Joseph Kittinger Jr., who holds records for having the highest, fastest and longest skydive, will be the featured speaker at EAA’s annual Wright Brothers Memorial Banquet on Friday, Dec. 17. The banquet, held in the EAA AirVenture Museum’s Eagle Hangar in Oshkosh, will commemorate the 107th anniversary of the Wright Brothers’ first powered flight at Kitty Hawk, N.C.
Kittinger, a former Command Pilot and career military officer in the U.S. Air Force, is best known for his high-altitude balloon flights and parachute jumps that he made while heading the U.S. Air Force’s “Project Excelsior” in the 1950s. The project’s goal was to solve the problems of high-altitude bailout, using a high-altitude balloon with an open gondola to travel to the edge of space before the pilot parachuted from the gondola to the ground.

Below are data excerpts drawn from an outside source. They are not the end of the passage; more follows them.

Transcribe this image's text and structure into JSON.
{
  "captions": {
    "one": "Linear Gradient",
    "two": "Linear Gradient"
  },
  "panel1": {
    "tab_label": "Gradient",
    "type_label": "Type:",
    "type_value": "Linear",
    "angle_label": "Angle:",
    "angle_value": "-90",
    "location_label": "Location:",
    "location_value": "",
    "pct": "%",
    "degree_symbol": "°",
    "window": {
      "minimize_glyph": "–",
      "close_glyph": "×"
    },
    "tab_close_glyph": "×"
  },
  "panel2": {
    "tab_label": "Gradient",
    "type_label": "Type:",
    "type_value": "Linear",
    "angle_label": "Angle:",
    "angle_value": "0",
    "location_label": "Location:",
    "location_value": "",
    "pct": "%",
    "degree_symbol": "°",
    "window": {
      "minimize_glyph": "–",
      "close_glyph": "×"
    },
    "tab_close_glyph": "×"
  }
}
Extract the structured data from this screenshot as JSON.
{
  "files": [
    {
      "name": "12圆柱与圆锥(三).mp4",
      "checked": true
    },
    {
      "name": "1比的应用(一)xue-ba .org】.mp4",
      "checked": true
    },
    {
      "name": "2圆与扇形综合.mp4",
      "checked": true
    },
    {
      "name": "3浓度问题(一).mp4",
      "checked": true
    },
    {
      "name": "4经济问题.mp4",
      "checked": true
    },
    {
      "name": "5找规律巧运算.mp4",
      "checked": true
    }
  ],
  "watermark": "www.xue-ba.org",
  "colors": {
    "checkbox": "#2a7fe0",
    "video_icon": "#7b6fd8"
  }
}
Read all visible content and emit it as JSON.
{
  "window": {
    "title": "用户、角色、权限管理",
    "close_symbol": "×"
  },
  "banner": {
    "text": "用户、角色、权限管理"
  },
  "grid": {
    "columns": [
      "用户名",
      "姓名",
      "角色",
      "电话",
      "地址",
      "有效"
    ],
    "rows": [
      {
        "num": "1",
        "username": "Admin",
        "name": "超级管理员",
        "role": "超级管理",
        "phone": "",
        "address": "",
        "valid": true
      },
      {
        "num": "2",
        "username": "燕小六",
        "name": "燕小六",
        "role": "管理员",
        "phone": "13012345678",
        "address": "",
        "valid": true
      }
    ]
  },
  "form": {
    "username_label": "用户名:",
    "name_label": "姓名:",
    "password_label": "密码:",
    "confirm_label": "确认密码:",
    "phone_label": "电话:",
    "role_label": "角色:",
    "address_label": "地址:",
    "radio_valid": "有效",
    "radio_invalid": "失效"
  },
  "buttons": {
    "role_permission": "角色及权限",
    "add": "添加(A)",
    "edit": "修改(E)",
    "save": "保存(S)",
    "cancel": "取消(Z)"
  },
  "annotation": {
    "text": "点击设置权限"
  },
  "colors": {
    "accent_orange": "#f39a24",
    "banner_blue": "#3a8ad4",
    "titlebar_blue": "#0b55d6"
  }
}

On the third Excelsior flight in August 1960, Kittinger set records by climbing to 102,800 feet, approaching the speed of sound with a top speed of 614 miles per hour on his freefall that lasted 4-1/2 minutes before opening his parachute at 18,000 feet. Temperatures reached as low as minus-94° Fahrenheit during the jump, which was made without protection of an aircraft or space vehicle.
“We are very honored to have Joseph Kittinger Jr. join us as EAA celebrates the anniversary of powered flight,” said Rod Hightower, EAA president/CEO. “Joseph’s pioneering jumps established the potential for humans to survive in space, setting the stage for manned space programs. He has earned his place in aviation history from many different perspectives.”
For his work on this project, President Dwight D. Eisenhower awarded Kittinger the C.B Harmon Trophy in 1960, and he also received an oak leaf cluster to the Distinguished Flying Cross, the J.J. Jeffries Award, the Leo Stevens Parachute Medal, and the Wingfoot Lighter-Than-Air Society Achievement Award.
Kittinger, who also was the first man to complete a solo crossing of the Atlantic Ocean in a gas balloon, served three combat tours in Vietnam and spent 11 months in captivity as a prisoner of war. After retiring from the military in 1978, he competed in various balloon competitions through the country, winning the Gordon Bennett Gas Balloon race four times during the 1980s.